Photo courtesy of C'mon Everybody

By Erik Thompson

On Monday it was the one year anniversary of the last live show I attended.

On February 15, 2020, I went to a celebration of life benefit concert at First Avenue in Minneapolis for my friend Ed Ackerson, who died from pancreatic cancer the previous October.

At the time I had no idea it would be my last show for a long, long time. None of us there that night knew just how bad it was going to get. I have trouble even now believing just how bad this was and continues to be. 

But even though we all were gathered at First Ave that night under tragic circumstances, the show was ultimately a joyous celebration of a talented musician and a dear friend. It was also an evening honoring the impact and importance of music itself. All of us in the club that night were brought together by the unifying, uplifting power of music and one man’s remarkable ability to write and record great songs. 

It was a special night. And as far as last shows go, this one was worthy of that grim but meaningful distinction.

Then things got really quiet, really fast. Clubs were quickly closed and all concerts were cancelled. And it has now been one year since I’ve seen a live show. And that makes me incredibly sad and lonely. 

I miss everything about the concert experience and all that goes with it. The sense of electric anticipation before a big gig. The pre-show drinks with good friends. Waiting in line and hearing the loud music filter out through the doors. Working your way into the crowded room to find a good spot to see the show. Smiling or crying when a performance of a song truly moves you. Slowly filtering out of the club after a great gig, feeling like you are walking on clouds. Reminiscing with friends about your favorite parts of the show on the way home. Trying to capture the emotions and intensity of the show in my review immediately afterwards.

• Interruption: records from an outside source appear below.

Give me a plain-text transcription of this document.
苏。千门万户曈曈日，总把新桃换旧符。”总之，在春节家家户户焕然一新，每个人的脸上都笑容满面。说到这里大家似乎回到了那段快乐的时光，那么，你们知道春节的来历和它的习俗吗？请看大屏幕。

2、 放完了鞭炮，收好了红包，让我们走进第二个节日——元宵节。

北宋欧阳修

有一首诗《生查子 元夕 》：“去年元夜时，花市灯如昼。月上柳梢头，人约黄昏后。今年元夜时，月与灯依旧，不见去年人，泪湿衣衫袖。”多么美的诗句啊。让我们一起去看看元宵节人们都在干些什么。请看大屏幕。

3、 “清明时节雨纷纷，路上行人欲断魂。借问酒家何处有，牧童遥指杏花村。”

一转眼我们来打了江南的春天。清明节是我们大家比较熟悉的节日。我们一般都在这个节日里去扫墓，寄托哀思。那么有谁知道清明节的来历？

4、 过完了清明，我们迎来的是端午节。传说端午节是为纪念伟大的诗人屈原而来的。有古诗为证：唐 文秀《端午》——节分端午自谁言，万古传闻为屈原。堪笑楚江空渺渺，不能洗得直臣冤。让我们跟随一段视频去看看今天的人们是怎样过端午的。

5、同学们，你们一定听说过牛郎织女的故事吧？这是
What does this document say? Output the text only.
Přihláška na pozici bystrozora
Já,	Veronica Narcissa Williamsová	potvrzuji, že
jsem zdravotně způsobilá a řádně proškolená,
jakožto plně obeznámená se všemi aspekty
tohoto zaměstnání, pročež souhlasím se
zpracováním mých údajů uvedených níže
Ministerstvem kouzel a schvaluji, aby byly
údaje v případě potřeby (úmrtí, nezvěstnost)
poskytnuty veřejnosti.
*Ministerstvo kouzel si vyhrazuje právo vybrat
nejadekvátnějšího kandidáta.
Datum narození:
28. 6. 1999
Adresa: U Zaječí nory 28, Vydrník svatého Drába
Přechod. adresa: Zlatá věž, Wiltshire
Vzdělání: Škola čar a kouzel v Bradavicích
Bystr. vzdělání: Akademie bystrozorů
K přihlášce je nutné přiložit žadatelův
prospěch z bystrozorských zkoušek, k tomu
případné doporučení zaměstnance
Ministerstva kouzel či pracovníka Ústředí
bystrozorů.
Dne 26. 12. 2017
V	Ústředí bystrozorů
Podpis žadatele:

I miss it all so damn much.  

Since I first arrived in Minneapolis in 1992 to attend the University of Minnesota, I have probably averaged two or three shows in a typical week. In 2006, I first started writing about music, and my average number of shows increased substantially. Whether I was there covering them for work, or just attending for pleasure, live shows were my social outlet of choice. As an introvert who has always enjoyed spending quality time with myself, live shows snapped me out of my forced isolation and connected me with a wonderful group of friends and a terrific music scene.

Live shows provided me with the types of interactions I was most comfortable with. Talking with music loving friends who already had a shared common interest was easy and enjoyable for me, and once you got into the show the music was the centerpiece and any discussion came in quick shouted bursts between songs. For an awkward man with social anxiety, concerts are an ideal scenario. And the irresistible lure of the live show coaxed me out of my solitary shell and forced me to connect with my friends and surround myself with people when the easier option would always be to just stay home. 

Going to shows over all these years has helped soothe my anxiety and made dealing with other social situations easier for me. And now I’ve been stuck at home for the past year, retreating further into my head and growing more reclusive by the day. I’ve lost that treasured connection of seeing shows with my friends, as well as the transformative thrill of seeing a fantastic performance that keeps you buzzing long after the music stops. 

And my heart hurts for all those involved in the entertainment industry who have been out of work this entire time. Hell, the shutdown even cost me the best job I ever had. 

Just when we all truly need the uplifting power and potency of a live show the most, the clubs remain eerily silent and dark. But hopefully not for much longer.

This pandemic has been cruel and unforgiving to so many, and I’m fortunate that my loved ones who were struck with the coronavirus have thankfully all survived. But this experience has still taken something intensely personal from me, and from all of us. I’m not the same person I was when I left First Ave that cold winter night one year ago. The pandemic has changed everything.  

I just long for the day when I’m in a queue for a club once again, seeing familiar faces in the line and sharing laughs and stories as we wait to see one of our favorite bands. And stepping through those doors for the very first time will be like entering the land of Oz, and the world will finally switch back to vivid technicolor and magic will return to the air.

And I’ll be there, waiting for my life to be forever changed by music all over again.